La “chronologie des médias”, garde-fou de l’industrie cinématographique

Pour le savoir, il faut se plonger dans “la chronologie des médias”. En France, c’est un cadre juridique qui régule les délais entre la sortie d’un film au cinéma et sa disponibilité sur d’autres plateformes, comme la vidéo à la demande (VOD) ou la télévision.

Par exemple, les films doivent rester en exclusivité en salle pendant environ quatre mois avant d’être disponibles en VOD, ou encore vingt-deux mois avant d’être diffusés sur une chaîne de télévision gratuite. “Ce calendrier avait été défini en concertation avec les membres de la profession pour que chacun y trouve son compte”, défend Olivier Henrard, directeur général délégué et président par intérim du CNC, chez nos confrères de 20minutes.

Son existence vient répondre à plusieurs nécessités pour protéger les salles de cinéma. Par exemple, elle garantit un délai d’exclusivité pour les films en salle, permettant aux exploitants de bénéficier des revenus générés avant que le film soit accessible par d’autres moyens de diffusion.

Par conséquent, elle doit permettre la stabilisation du marché. En régulant les sorties, elle évite la saturation des plateformes et assure une meilleure répartition des revenus entre les différents acteurs (producteurs, distributeurs, exploitants).

Cette protection encourage la production, offrant des garanties de rentabilité pour les films sortis en salle, elle incite les producteurs à investir dans la création de nouveaux films.

Le seuil de 500 séances largement dépassé

Voilà pour le principe général. En revanche, il existe une possibilité de contourner le délai réglementaire pour ce qui concerne certaines sorties événementielles.

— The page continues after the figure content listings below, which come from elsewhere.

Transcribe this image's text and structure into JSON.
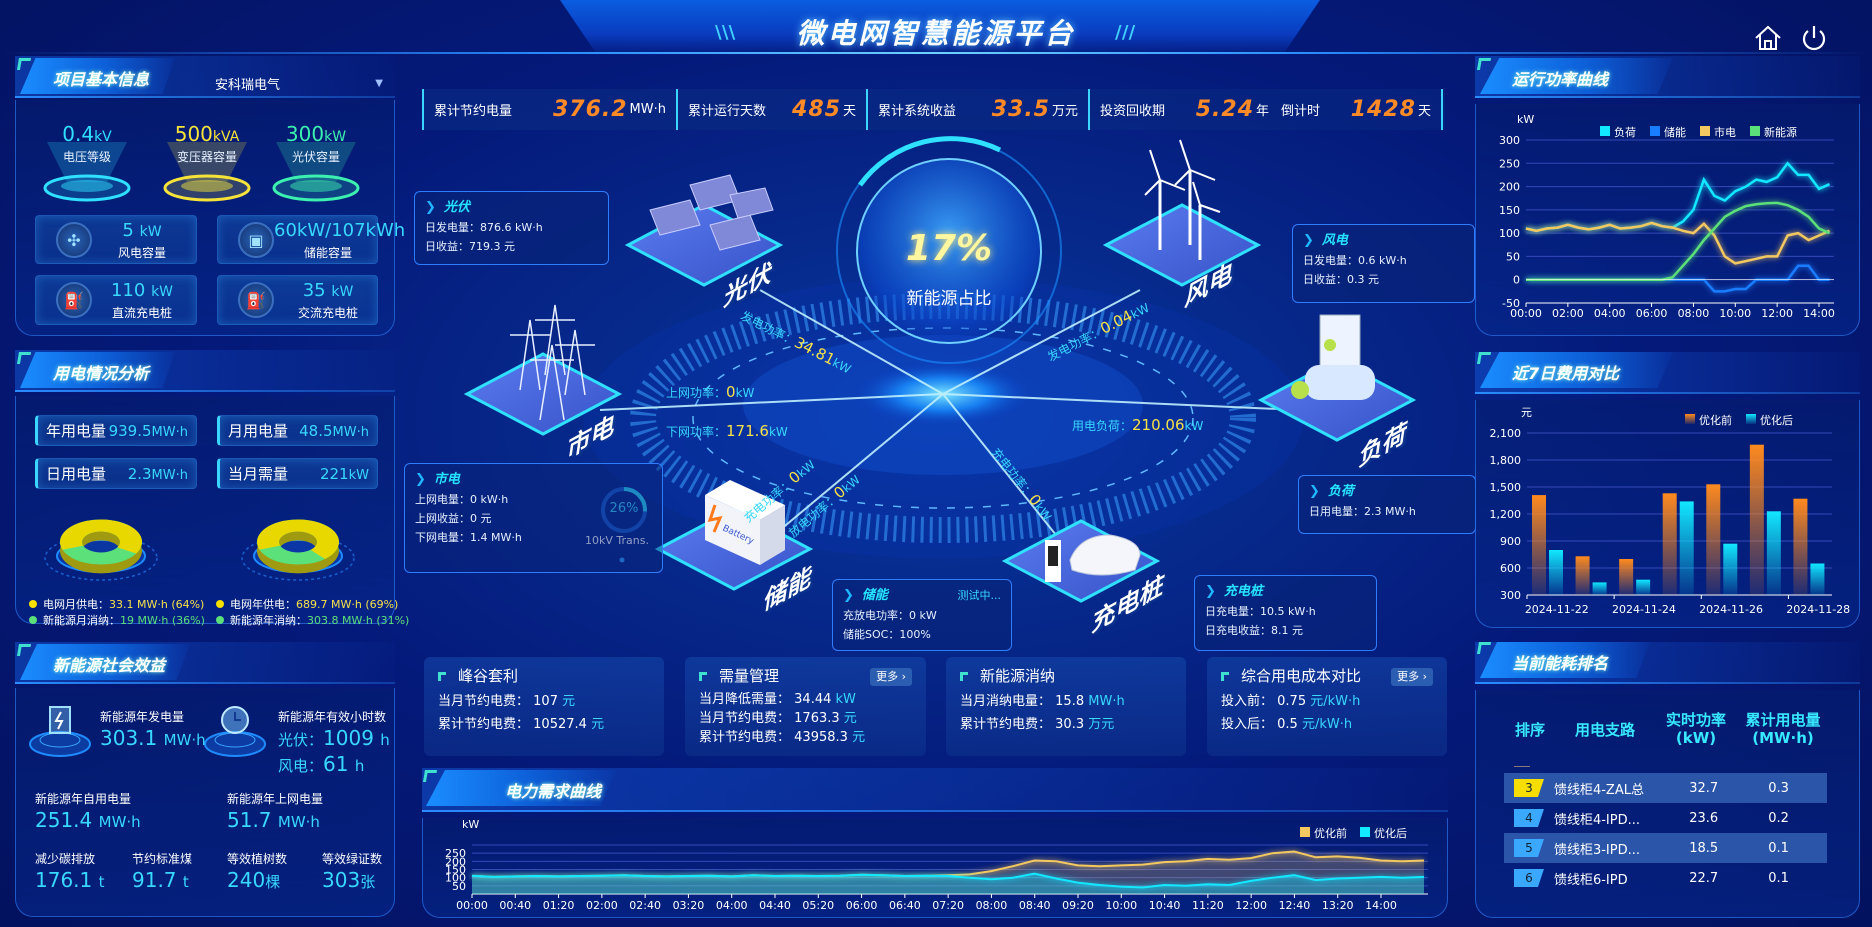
{
  "header": {
    "title": "微电网智慧能源平台",
    "icons": [
      "home-icon",
      "power-icon"
    ]
  },
  "colors": {
    "accent": "#38d8ff",
    "orange": "#ff8a26",
    "yellow": "#f6e24a",
    "green": "#5ce07a",
    "background": "#04197a"
  },
  "project": {
    "title": "项目基本信息",
    "company": "安科瑞电气",
    "gauges": [
      {
        "value": "0.4",
        "unit": "kV",
        "label": "电压等级",
        "color": "#2fe0ff"
      },
      {
        "value": "500",
        "unit": "kVA",
        "label": "变压器容量",
        "color": "#f5e33a"
      },
      {
        "value": "300",
        "unit": "kW",
        "label": "光伏容量",
        "color": "#3cf0b0"
      }
    ],
    "cards": [
      {
        "value": "5",
        "unit": "kW",
        "label": "风电容量",
        "icon": "wind-turbine-icon"
      },
      {
        "value": "60kW/107kWh",
        "unit": "",
        "label": "储能容量",
        "icon": "battery-icon"
      },
      {
        "value": "110",
        "unit": "kW",
        "label": "直流充电桩",
        "icon": "charging-pile-icon"
      },
      {
        "value": "35",
        "unit": "kW",
        "label": "交流充电桩",
        "icon": "charging-pile-icon"
      }
    ]
  },
  "usage": {
    "title": "用电情况分析",
    "stats": [
      {
        "label": "年用电量",
        "value": "939.5",
        "unit": "MW·h"
      },
      {
        "label": "月用电量",
        "value": "48.5",
        "unit": "MW·h"
      },
      {
        "label": "日用电量",
        "value": "2.3",
        "unit": "MW·h"
      },
      {
        "label": "当月需量",
        "value": "221",
        "unit": "kW"
      }
    ],
    "donuts": [
      {
        "grid_label": "电网月供电：",
        "grid_value": "33.1 MW·h (64%)",
        "grid_pct": 64,
        "new_label": "新能源月消纳：",
        "new_value": "19 MW·h (36%)",
        "new_pct": 36
      },
      {
        "grid_label": "电网年供电：",
        "grid_value": "689.7 MW·h (69%)",
        "grid_pct": 69,
        "new_label": "新能源年消纳：",
        "new_value": "303.8 MW·h (31%)",
        "new_pct": 31
      }
    ]
  },
  "benefit": {
    "title": "新能源社会效益",
    "annual_gen": {
      "label": "新能源年发电量",
      "value": "303.1",
      "unit": "MW·h"
    },
    "hours": {
      "label": "新能源年有效小时数",
      "pv_label": "光伏：",
      "pv_value": "1009",
      "pv_unit": "h",
      "wind_label": "风电：",
      "wind_value": "61",
      "wind_unit": "h"
    },
    "self_use": {
      "label": "新能源年自用电量",
      "value": "251.4",
      "unit": "MW·h"
    },
    "grid_feed": {
      "label": "新能源年上网电量",
      "value": "51.7",
      "unit": "MW·h"
    },
    "carbon": {
      "label": "减少碳排放",
      "value": "176.1",
      "unit": "t"
    },
    "coal": {
      "label": "节约标准煤",
      "value": "91.7",
      "unit": "t"
    },
    "trees": {
      "label": "等效植树数",
      "value": "240",
      "unit": "棵"
    },
    "certs": {
      "label": "等效绿证数",
      "value": "303",
      "unit": "张"
    }
  },
  "summary": [
    {
      "label": "累计节约电量",
      "value": "376.2",
      "unit": "MW·h"
    },
    {
      "label": "累计运行天数",
      "value": "485",
      "unit": "天"
    },
    {
      "label": "累计系统收益",
      "value": "33.5",
      "unit": "万元"
    },
    {
      "label": "投资回收期",
      "value": "5.24",
      "unit": "年"
    },
    {
      "label": "倒计时",
      "value": "1428",
      "unit": "天"
    }
  ],
  "diagram": {
    "ratio": "17%",
    "ratio_label": "新能源占比",
    "nodes": {
      "pv": "光伏",
      "wind": "风电",
      "grid": "市电",
      "load": "负荷",
      "storage": "储能",
      "charger": "充电桩"
    },
    "flows": {
      "pv": {
        "label": "发电功率：",
        "value": "34.81",
        "unit": "kW"
      },
      "wind": {
        "label": "发电功率：",
        "value": "0.04",
        "unit": "kW"
      },
      "grid_up": {
        "label": "上网功率：",
        "value": "0",
        "unit": "kW"
      },
      "grid_down": {
        "label": "下网功率：",
        "value": "171.6",
        "unit": "kW"
      },
      "load": {
        "label": "用电负荷：",
        "value": "210.06",
        "unit": "kW"
      },
      "storage_charge": {
        "label": "充电功率：",
        "value": "0",
        "unit": "kW"
      },
      "storage_discharge": {
        "label": "放电功率：",
        "value": "0",
        "unit": "kW"
      },
      "charger": {
        "label": "充电功率：",
        "value": "0",
        "unit": "kW"
      }
    },
    "boxes": {
      "pv": {
        "title": "光伏",
        "lines": [
          "日发电量：876.6 kW·h",
          "日收益：719.3 元"
        ]
      },
      "wind": {
        "title": "风电",
        "lines": [
          "日发电量：0.6 kW·h",
          "日收益：0.3 元"
        ]
      },
      "grid": {
        "title": "市电",
        "lines": [
          "上网电量：0 kW·h",
          "上网收益：0 元",
          "下网电量：1.4 MW·h"
        ]
      },
      "load": {
        "title": "负荷",
        "lines": [
          "日用电量：2.3 MW·h"
        ]
      },
      "storage": {
        "title": "储能",
        "status": "测试中...",
        "lines": [
          "充放电功率：0 kW",
          "储能SOC：100%"
        ]
      },
      "charger": {
        "title": "充电桩",
        "lines": [
          "日充电量：10.5 kW·h",
          "日充电收益：8.1 元"
        ]
      }
    },
    "transformer": {
      "pct_text": "26%",
      "pct": 26,
      "label": "10kV Trans."
    },
    "battery_text": "Battery"
  },
  "cards": [
    {
      "title": "峰谷套利",
      "rows": [
        {
          "label": "当月节约电费：",
          "value": "107",
          "unit": "元"
        },
        {
          "label": "累计节约电费：",
          "value": "10527.4",
          "unit": "元"
        }
      ]
    },
    {
      "title": "需量管理",
      "more": "更多",
      "rows": [
        {
          "label": "当月降低需量：",
          "value": "34.44",
          "unit": "kW"
        },
        {
          "label": "当月节约电费：",
          "value": "1763.3",
          "unit": "元"
        },
        {
          "label": "累计节约电费：",
          "value": "43958.3",
          "unit": "元"
        }
      ]
    },
    {
      "title": "新能源消纳",
      "rows": [
        {
          "label": "当月消纳电量：",
          "value": "15.8",
          "unit": "MW·h"
        },
        {
          "label": "累计节约电费：",
          "value": "30.3",
          "unit": "万元"
        }
      ]
    },
    {
      "title": "综合用电成本对比",
      "more": "更多",
      "rows": [
        {
          "label": "投入前：",
          "value": "0.75",
          "unit": "元/kW·h"
        },
        {
          "label": "投入后：",
          "value": "0.5",
          "unit": "元/kW·h"
        }
      ]
    }
  ],
  "panels": {
    "power_title": "运行功率曲线",
    "cost_title": "近7日费用对比",
    "demand_title": "电力需求曲线",
    "ranking_title": "当前能耗排名"
  },
  "ranking": {
    "headers": [
      "排序",
      "用电支路",
      "实时功率",
      "(kW)",
      "累计用电量",
      "(MW·h)"
    ],
    "rows": [
      {
        "rank": "3",
        "name": "馈线柜4-ZAL总",
        "power": "32.7",
        "energy": "0.3"
      },
      {
        "rank": "4",
        "name": "馈线柜4-IPD...",
        "power": "23.6",
        "energy": "0.2"
      },
      {
        "rank": "5",
        "name": "馈线柜3-IPD...",
        "power": "18.5",
        "energy": "0.1"
      },
      {
        "rank": "6",
        "name": "馈线柜6-IPD",
        "power": "22.7",
        "energy": "0.1"
      }
    ]
  },
  "chart_data": [
    {
      "id": "power",
      "type": "line",
      "ylabel": "kW",
      "ylim": [
        -50,
        300
      ],
      "yticks": [
        "300",
        "250",
        "200",
        "150",
        "100",
        "50",
        "0",
        "-50"
      ],
      "xticks": [
        "00:00",
        "02:00",
        "04:00",
        "06:00",
        "08:00",
        "10:00",
        "12:00",
        "14:00"
      ],
      "x": [
        "00:00",
        "00:30",
        "01:00",
        "01:30",
        "02:00",
        "02:30",
        "03:00",
        "03:30",
        "04:00",
        "04:30",
        "05:00",
        "05:30",
        "06:00",
        "06:30",
        "07:00",
        "07:30",
        "08:00",
        "08:30",
        "09:00",
        "09:30",
        "10:00",
        "10:30",
        "11:00",
        "11:30",
        "12:00",
        "12:30",
        "13:00",
        "13:30",
        "14:00",
        "14:30"
      ],
      "legend": "top",
      "series": [
        {
          "name": "负荷",
          "color": "#12e8ff",
          "values": [
            110,
            105,
            110,
            112,
            118,
            112,
            108,
            112,
            118,
            110,
            112,
            115,
            122,
            115,
            112,
            125,
            150,
            215,
            180,
            170,
            190,
            200,
            215,
            210,
            220,
            250,
            225,
            225,
            195,
            205
          ]
        },
        {
          "name": "储能",
          "color": "#1a7cff",
          "values": [
            0,
            0,
            0,
            0,
            0,
            0,
            0,
            0,
            0,
            0,
            0,
            0,
            0,
            0,
            0,
            0,
            0,
            0,
            -25,
            -25,
            -20,
            -20,
            0,
            0,
            0,
            0,
            30,
            30,
            0,
            0
          ]
        },
        {
          "name": "市电",
          "color": "#f3c860",
          "values": [
            110,
            105,
            110,
            112,
            118,
            112,
            108,
            112,
            118,
            110,
            112,
            115,
            122,
            115,
            112,
            105,
            100,
            120,
            95,
            50,
            35,
            40,
            45,
            50,
            50,
            95,
            100,
            85,
            95,
            105
          ]
        },
        {
          "name": "新能源",
          "color": "#5ce07a",
          "values": [
            0,
            0,
            0,
            0,
            0,
            0,
            0,
            0,
            0,
            0,
            0,
            0,
            0,
            0,
            5,
            30,
            55,
            85,
            110,
            135,
            148,
            158,
            162,
            164,
            165,
            160,
            150,
            135,
            110,
            100
          ]
        }
      ]
    },
    {
      "id": "cost",
      "type": "bar",
      "ylabel": "元",
      "ylim": [
        300,
        2100
      ],
      "yticks": [
        "2,100",
        "1,800",
        "1,500",
        "1,200",
        "900",
        "600",
        "300"
      ],
      "categories": [
        "2024-11-22",
        "2024-11-23",
        "2024-11-24",
        "2024-11-25",
        "2024-11-26",
        "2024-11-27",
        "2024-11-28"
      ],
      "xticks": [
        "2024-11-22",
        "2024-11-24",
        "2024-11-26",
        "2024-11-28"
      ],
      "legend": "top-right",
      "series": [
        {
          "name": "优化前",
          "color": "#ff8a1e",
          "values": [
            1410,
            730,
            700,
            1430,
            1530,
            1970,
            1370
          ]
        },
        {
          "name": "优化后",
          "color": "#12e8ff",
          "values": [
            800,
            440,
            470,
            1340,
            870,
            1230,
            650
          ]
        }
      ]
    },
    {
      "id": "demand",
      "type": "area",
      "ylabel": "kW",
      "ylim": [
        0,
        300
      ],
      "yticks": [
        "250",
        "200",
        "150",
        "100",
        "50"
      ],
      "xticks": [
        "00:00",
        "00:40",
        "01:20",
        "02:00",
        "02:40",
        "03:20",
        "04:00",
        "04:40",
        "05:20",
        "06:00",
        "06:40",
        "07:20",
        "08:00",
        "08:40",
        "09:20",
        "10:00",
        "10:40",
        "11:20",
        "12:00",
        "12:40",
        "13:20",
        "14:00"
      ],
      "legend": "top-right",
      "series": [
        {
          "name": "优化前",
          "color": "#f3c860",
          "values": [
            112,
            105,
            108,
            110,
            108,
            110,
            112,
            115,
            110,
            108,
            110,
            112,
            108,
            115,
            110,
            112,
            110,
            112,
            118,
            115,
            110,
            112,
            115,
            120,
            140,
            170,
            205,
            200,
            175,
            170,
            175,
            180,
            195,
            200,
            215,
            210,
            220,
            250,
            260,
            225,
            230,
            222,
            205,
            200,
            205
          ]
        },
        {
          "name": "优化后",
          "color": "#12e8ff",
          "values": [
            112,
            105,
            108,
            110,
            108,
            110,
            112,
            115,
            110,
            108,
            110,
            112,
            108,
            115,
            110,
            112,
            110,
            112,
            118,
            115,
            110,
            112,
            110,
            100,
            90,
            100,
            125,
            95,
            70,
            55,
            45,
            40,
            55,
            50,
            60,
            55,
            80,
            100,
            115,
            85,
            95,
            100,
            105,
            100,
            105
          ]
        }
      ]
    }
  ]
}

Deux conditions sont nécessaires pour bénéficier de ce “visa exceptionnel”. L’article R211-45 alinéa 2 du Code du cinéma et de l’image animée prévoit une limite de 500 séances et pour une durée de deux jours maximum dans une même semaine.

Alors qu’en est-il du documentaire d’Inoxtag ? Le film a été diffusé les vendredi 13 et samedi 14 septembre au cinéma. Une première condition est donc remplie. En revanche, ce sont plus de 800 séances qui ont été comptabilisées partout en France, bien au-delà de la limite imposée par la loi.

Le seuil fixé a donc été très largement dépassé. Pour avoir enfreint ce principe, le distributeur du documentaire MK2 s’expose à une amende de 45 000 euros dès lors que le documentaire a fait l’objet d’une diffusion non conforme à son visa d’exploitation.

Le cinéma français : outil promotionnel par les plateformes numériques ?

La diffusion précoce du documentaire sur YouTube et TF1 vient brouiller la frontière entre le cinéma et les autres canaux de diffusion des œuvres audiovisuelles. Le CNC s’interroge et souhaite “réfléchir à nouveau à cette régulation”, confie son président par intérim à 20minutes. “Ces séances exceptionnelles, qui sont une respiration indispensable et qu’il faut préserver, ne doivent pas pour autant remettre en cause l’équilibre de la filière.”

La disponibilité précoce d’un contenu sur une plateforme numérique pourrait à terme dissuader les spectateurs d’aller au cinéma. Si de telles pratiques devaient se multiplier, une réflexion pourrait être engagée sur l’éventuelle nécessité de réformer la chronologie des médias pour l’adapter à l’évolution des modes de consommation audiovisuelle. L’objectif principal est d’éviter que les salles obscures “deviennent un accessoire”, selon les mots du président par intérim du CNC qui envisage “des sanctions plus dissuasives”.

Enfin, la pérennité de la TSA (taxe spéciale additionnelle) qui est prélevée sur les billets d’entrée à des fins de financement du cinéma français est également en jeu. Cette ressource pouvant pâtir d’un certain manque à gagner en cas de baisse de la fréquentation des salles obscures.